We do not know in an acceptably objective way what makes particular individuals happy; we do not know what tradeoffs should be made between benefits to certain individuals and those to other individuals. A particular act of justice may be, in fact, contrary to the public or private interest (people may suffer) but the rationale of that decision can only be understood at the level of rules. Furthermore, relatively simple and inflexible rules have an epistemic advantage as rules of the road for people operating in an open-ended and complex world.

The Hume-Hayek “research program” has been a productive one. It is fitting that first we celebrate David Hume’s birthday and then Friedrich Hayek’s.

7 thoughts on “David Hume and Friedrich Hayek: Classical Liberal Giants

  1. It seems like much of the classical liberal tradition has abandoned the heritage of Hume in favor of Locke and broader deontological theories. Do you consider this a benefit to modern classical liberalism or a loss?

  2. If I may suggest, many of those members of the Scottish Enlightenment, of which David Hume was such an illustrious contributor, are as well worth reading today, as when they first penned their works.
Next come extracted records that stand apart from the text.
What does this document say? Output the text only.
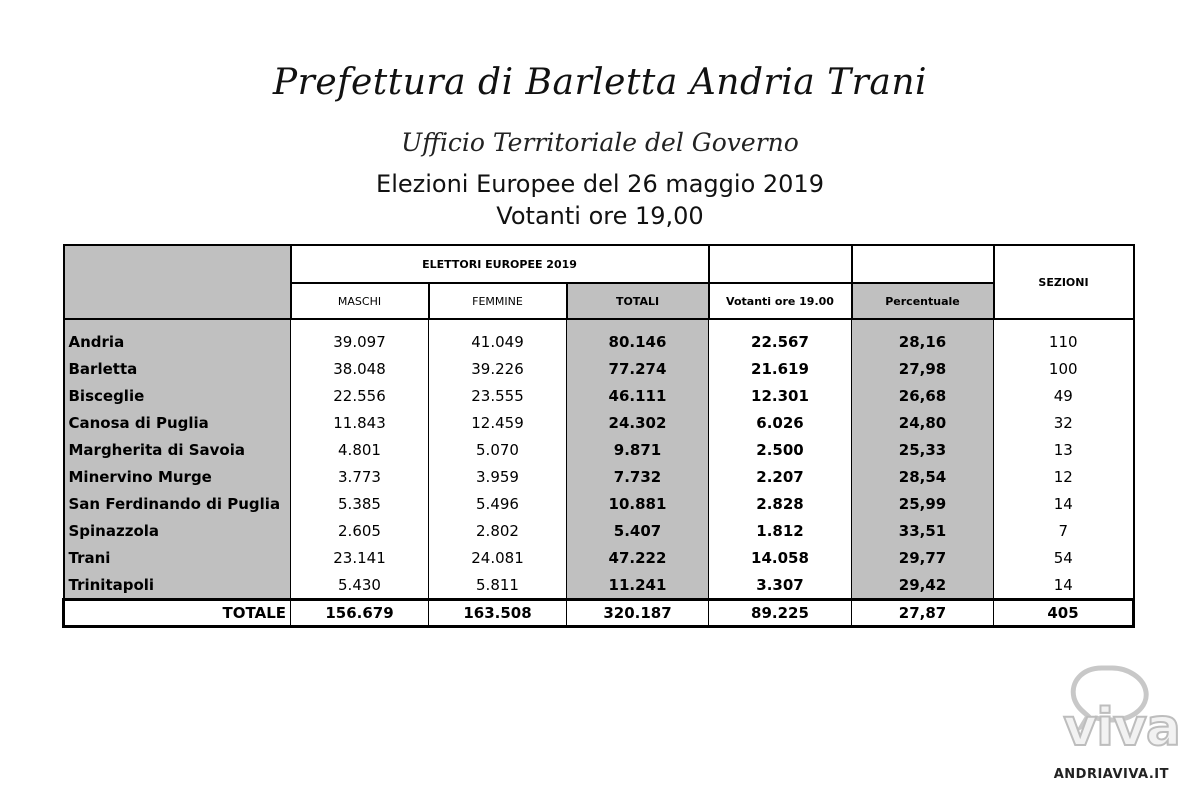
Prefettura di Barletta Andria Trani
Ufficio Territoriale del Governo
Elezioni Europee del 26 maggio 2019
Votanti ore 19,00
	ELETTORI EUROPEE 2019					SEZIONI
	MASCHI	FEMMINE	TOTALI	Votanti ore 19.00	Percentuale	

Andria	39.097	41.049	80.146	22.567	28,16	110
Barletta	38.048	39.226	77.274	21.619	27,98	100
Bisceglie	22.556	23.555	46.111	12.301	26,68	49
Canosa di Puglia	11.843	12.459	24.302	6.026	24,80	32
Margherita di Savoia	4.801	5.070	9.871	2.500	25,33	13
Minervino Murge	3.773	3.959	7.732	2.207	28,54	12
San Ferdinando di Puglia	5.385	5.496	10.881	2.828	25,99	14
Spinazzola	2.605	2.802	5.407	1.812	33,51	7
Trani	23.141	24.081	47.222	14.058	29,77	54
Trinitapoli	5.430	5.811	11.241	3.307	29,42	14
TOTALE	156.679	163.508	320.187	89.225	27,87	405
viva
ANDRIAVIVA.IT
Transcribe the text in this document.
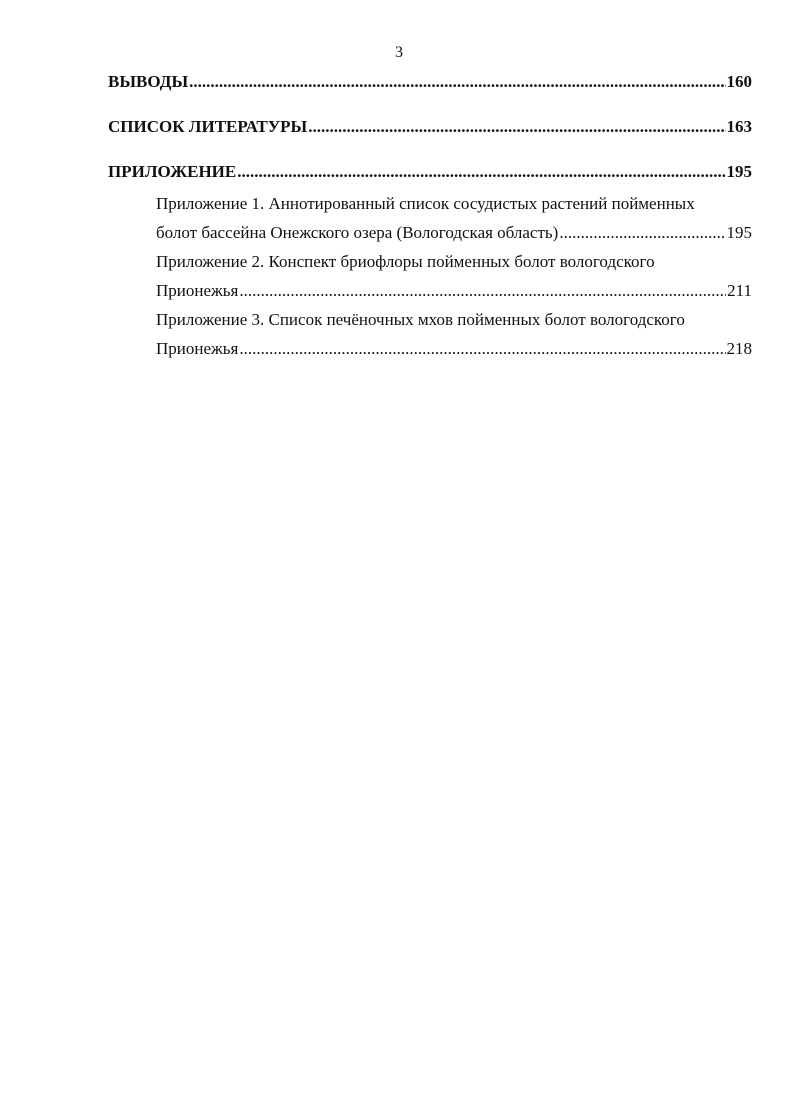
3
ВЫВОДЫ .....	160
СПИСОК ЛИТЕРАТУРЫ .....	163
ПРИЛОЖЕНИЕ .....	195
Приложение 1. Аннотированный список сосудистых растений пойменных
болот бассейна Онежского озера (Вологодская область) .....	195
Приложение 2. Конспект бриофлоры пойменных болот вологодского
Прионежья .....	211
Приложение 3. Список печёночных мхов пойменных болот вологодского
Прионежья .....	218
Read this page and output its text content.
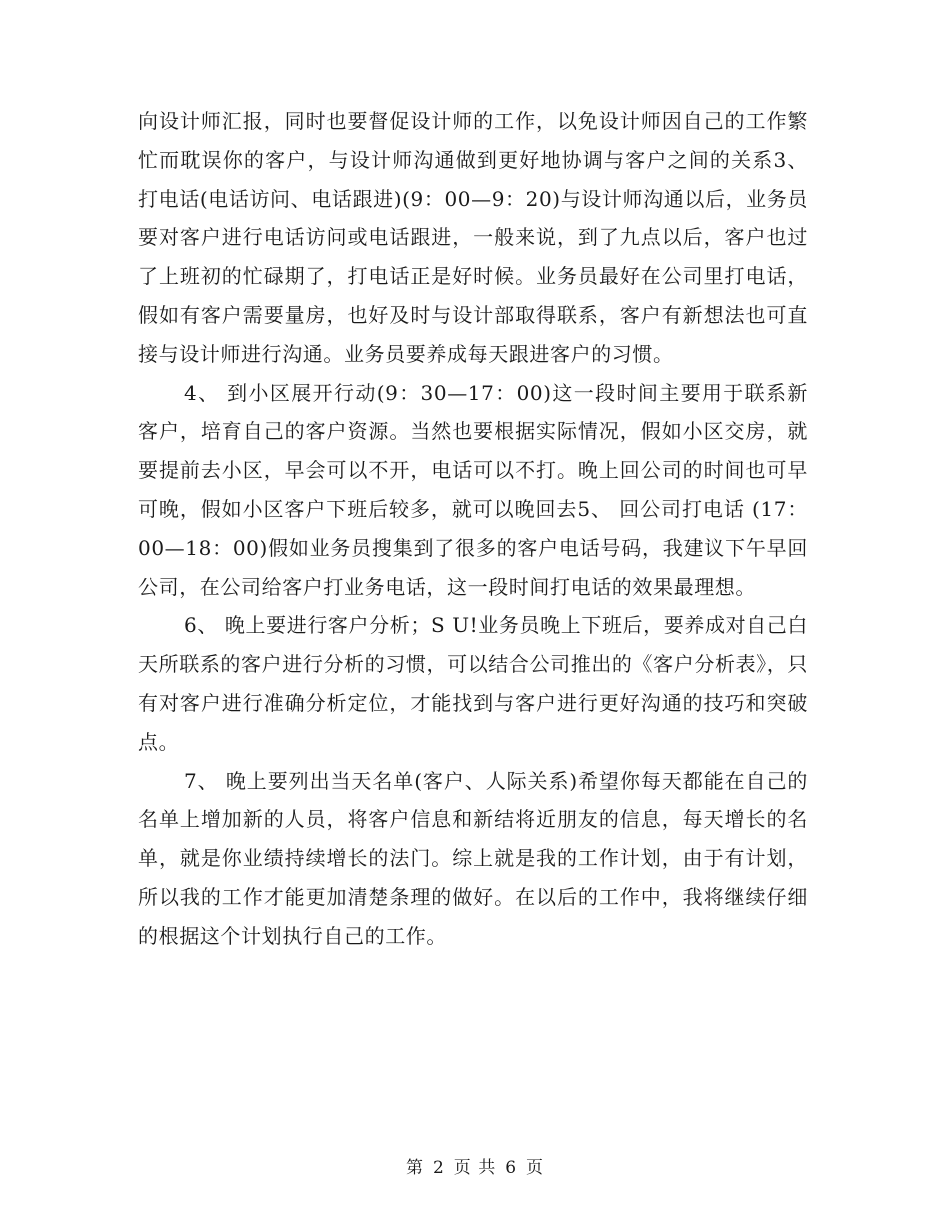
向设计师汇报，同时也要督促设计师的工作，以免设计师因自己的工作繁忙而耽误你的客户，与设计师沟通做到更好地协调与客户之间的关系3、 打电话(电话访问、电话跟进)(9：00—9：20)与设计师沟通以后，业务员要对客户进行电话访问或电话跟进，一般来说，到了九点以后，客户也过了上班初的忙碌期了，打电话正是好时候。业务员最好在公司里打电话，假如有客户需要量房，也好及时与设计部取得联系，客户有新想法也可直接与设计师进行沟通。业务员要养成每天跟进客户的习惯。

4、 到小区展开行动(9：30—17：00)这一段时间主要用于联系新客户，培育自己的客户资源。当然也要根据实际情况，假如小区交房，就要提前去小区，早会可以不开，电话可以不打。晚上回公司的时间也可早可晚，假如小区客户下班后较多，就可以晚回去5、 回公司打电话 (17：00—18：00)假如业务员搜集到了很多的客户电话号码，我建议下午早回公司，在公司给客户打业务电话，这一段时间打电话的效果最理想。

6、 晚上要进行客户分析；S U!业务员晚上下班后，要养成对自己白天所联系的客户进行分析的习惯，可以结合公司推出的《客户分析表》，只有对客户进行准确分析定位，才能找到与客户进行更好沟通的技巧和突破点。

7、 晚上要列出当天名单(客户、人际关系)希望你每天都能在自己的名单上增加新的人员，将客户信息和新结将近朋友的信息，每天增长的名单，就是你业绩持续增长的法门。综上就是我的工作计划，由于有计划，所以我的工作才能更加清楚条理的做好。在以后的工作中，我将继续仔细的根据这个计划执行自己的工作。

第 2 页 共 6 页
    Next month, on June 20th, will be the birthday of Adam Ferguson. While Hayek reinforced Ferguson’s fame by frequently quoting from his “Essay on the History of Civil Society,” on the fact that ‘nations stumble upon establishments, which are indeed the result of human action, but not the execution of any human design,’ the entire section on the evolution of institutions and rules is profoundly valuable.

    Ferguson observed:

    ‘Mankind, in following the present sense of their minds, in striving to remove inconveniences, or to gain apparent and contiguous advantages, arrive at ends which even their imagination could not anticipate . . . He who first said “I will appropriate this field; I will leave it to my heirs;” did not perceive, that he was laying the foundation of civil laws and political establishments . . .

    ‘The forms of society are derived from an obscure origin; they arise, long before the date of philosophy, from the instincts, not from the speculation of men. The crowd of mankind, are directed in their establishments and measures, by the circumstances in which are are placed; and seldom are turned from their way, to follow the plan of a single projector. . .
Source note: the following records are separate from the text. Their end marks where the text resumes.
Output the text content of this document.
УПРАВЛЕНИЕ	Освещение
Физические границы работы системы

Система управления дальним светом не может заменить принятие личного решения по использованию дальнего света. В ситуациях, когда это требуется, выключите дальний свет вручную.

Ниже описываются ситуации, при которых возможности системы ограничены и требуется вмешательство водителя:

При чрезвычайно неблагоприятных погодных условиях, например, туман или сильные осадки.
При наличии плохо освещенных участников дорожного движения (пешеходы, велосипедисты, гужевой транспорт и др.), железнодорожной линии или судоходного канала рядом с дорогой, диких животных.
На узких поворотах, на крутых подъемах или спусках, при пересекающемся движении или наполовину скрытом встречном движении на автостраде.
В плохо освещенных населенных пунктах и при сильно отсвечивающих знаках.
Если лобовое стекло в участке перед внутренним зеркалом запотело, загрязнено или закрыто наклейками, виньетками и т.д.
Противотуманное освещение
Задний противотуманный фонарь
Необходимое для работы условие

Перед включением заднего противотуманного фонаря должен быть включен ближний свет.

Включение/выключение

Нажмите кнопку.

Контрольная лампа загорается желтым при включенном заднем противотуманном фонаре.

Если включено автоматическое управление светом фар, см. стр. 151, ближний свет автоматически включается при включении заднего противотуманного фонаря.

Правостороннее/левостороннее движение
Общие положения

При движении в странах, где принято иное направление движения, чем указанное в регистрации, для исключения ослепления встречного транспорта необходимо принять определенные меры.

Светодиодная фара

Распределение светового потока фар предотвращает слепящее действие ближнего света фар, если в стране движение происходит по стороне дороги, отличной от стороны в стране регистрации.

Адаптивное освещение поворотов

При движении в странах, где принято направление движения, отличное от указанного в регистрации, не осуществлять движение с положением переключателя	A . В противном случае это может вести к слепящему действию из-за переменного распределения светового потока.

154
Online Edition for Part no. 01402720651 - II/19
    ‘This is the simplest form under which we can consider the establishment of nations: and we ascribe to a previous design, what can be known only by experience, which no human wisdom can foresee, and what, without the concurring humor and disposition of his age, no authority could enable an individual to execute. . .

    ‘The establishments of men, are . . .directed by the variety of situations in which mankind are placed. Those establishments arose from successive improvements that were made, without any sense of their general effect; and they bring human affairs to a state of complication, which the greatest reach of capacity with which human nature was ever adorned, could not have projected; nor even when the whole is carried into execution, can it be comprehended in its full extent.’

    Their wisdom is why their birthdays should be remembered and celebrated.